Comment 5 Oved Ourfali 2017-01-24 07:38:01 UTC

Michael - can you attach the engine.log?
I want to check where the "rebooting" comes from.

Comment 6 Martin Perina 2017-01-24 07:45:53 UTC

If you don't put host to Maintenance and stop VDSM, host become NonResponsive and engine will try to fence it (1st by SSH Soft Fencing and then by Power Management). If your host was in Maintenance before you stopped VDSM manually, then please provide engine logs.

Comment 7 Michael Burman 2017-01-24 07:49:45 UTC

Created attachment 1243847 [details]
engine log

Comment 8 Oved Ourfali 2017-01-24 08:19:04 UTC

So Seems like this is a general return when the non responsive treatment succeeded.
The soft fencing is part of that treatment.

Martin - thoughts?
I can we can rephrase, or add a specific audit log to distinguish.
Also, what happens in case it is skipped?

I've updated the title and set the severity to low.

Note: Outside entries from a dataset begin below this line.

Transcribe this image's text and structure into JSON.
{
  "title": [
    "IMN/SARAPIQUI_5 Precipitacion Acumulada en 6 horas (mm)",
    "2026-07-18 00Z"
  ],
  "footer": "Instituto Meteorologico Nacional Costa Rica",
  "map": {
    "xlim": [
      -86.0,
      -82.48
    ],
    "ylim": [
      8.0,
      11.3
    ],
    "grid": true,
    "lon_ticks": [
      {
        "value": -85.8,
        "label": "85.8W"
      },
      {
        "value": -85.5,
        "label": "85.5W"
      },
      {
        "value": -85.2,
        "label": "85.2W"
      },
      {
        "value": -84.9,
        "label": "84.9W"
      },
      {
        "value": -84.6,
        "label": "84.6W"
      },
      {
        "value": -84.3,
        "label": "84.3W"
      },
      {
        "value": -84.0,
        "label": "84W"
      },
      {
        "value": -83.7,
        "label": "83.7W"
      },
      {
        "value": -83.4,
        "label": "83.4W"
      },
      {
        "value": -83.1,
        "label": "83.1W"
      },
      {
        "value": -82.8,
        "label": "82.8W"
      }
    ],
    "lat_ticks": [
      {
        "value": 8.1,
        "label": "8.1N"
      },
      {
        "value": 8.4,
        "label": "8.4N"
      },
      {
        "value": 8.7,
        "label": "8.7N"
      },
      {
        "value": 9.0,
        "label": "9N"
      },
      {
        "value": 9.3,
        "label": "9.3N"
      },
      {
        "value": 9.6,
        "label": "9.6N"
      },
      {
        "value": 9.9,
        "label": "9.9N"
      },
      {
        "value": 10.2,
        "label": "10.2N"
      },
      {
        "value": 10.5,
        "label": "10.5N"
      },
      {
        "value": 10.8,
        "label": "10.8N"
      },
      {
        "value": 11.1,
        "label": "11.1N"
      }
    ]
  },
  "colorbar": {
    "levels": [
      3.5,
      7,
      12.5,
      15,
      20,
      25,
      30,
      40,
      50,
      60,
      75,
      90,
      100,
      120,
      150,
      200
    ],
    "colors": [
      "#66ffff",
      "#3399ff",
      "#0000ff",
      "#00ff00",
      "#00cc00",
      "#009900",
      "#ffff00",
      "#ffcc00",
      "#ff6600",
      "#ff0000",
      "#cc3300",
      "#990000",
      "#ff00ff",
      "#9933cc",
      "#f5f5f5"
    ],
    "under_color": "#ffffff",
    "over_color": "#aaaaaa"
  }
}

Comment 9 Martin Perina 2017-01-24 09:29:03 UTC

Right, we don't distinguish between SSH Soft Fencing success and PM Restart success when returning result of VdsNotRespondingTreatment (code works fine, but events displayed to user may be a bit confusing). For now moving to 4.2, when a patch is ready we can retarget

Comment 10 Petr Matyáš 2017-11-14 15:58:43 UTC

Verified on ovirt-engine-4.2.0-0.0.master.20171113223918.git25568c3.el7.centos.noarch

Comment 11 Sandro Bonazzola 2017-12-20 10:45:21 UTC

This bugzilla is included in oVirt 4.2.0 release, published on Dec 20th 2017.

Since the problem described in this bug report should be
resolved in oVirt 4.2.0 release, published on Dec 20th 2017, it has been closed with a resolution of CURRENT RELEASE.

If the solution does not work for you, please open a new bug report.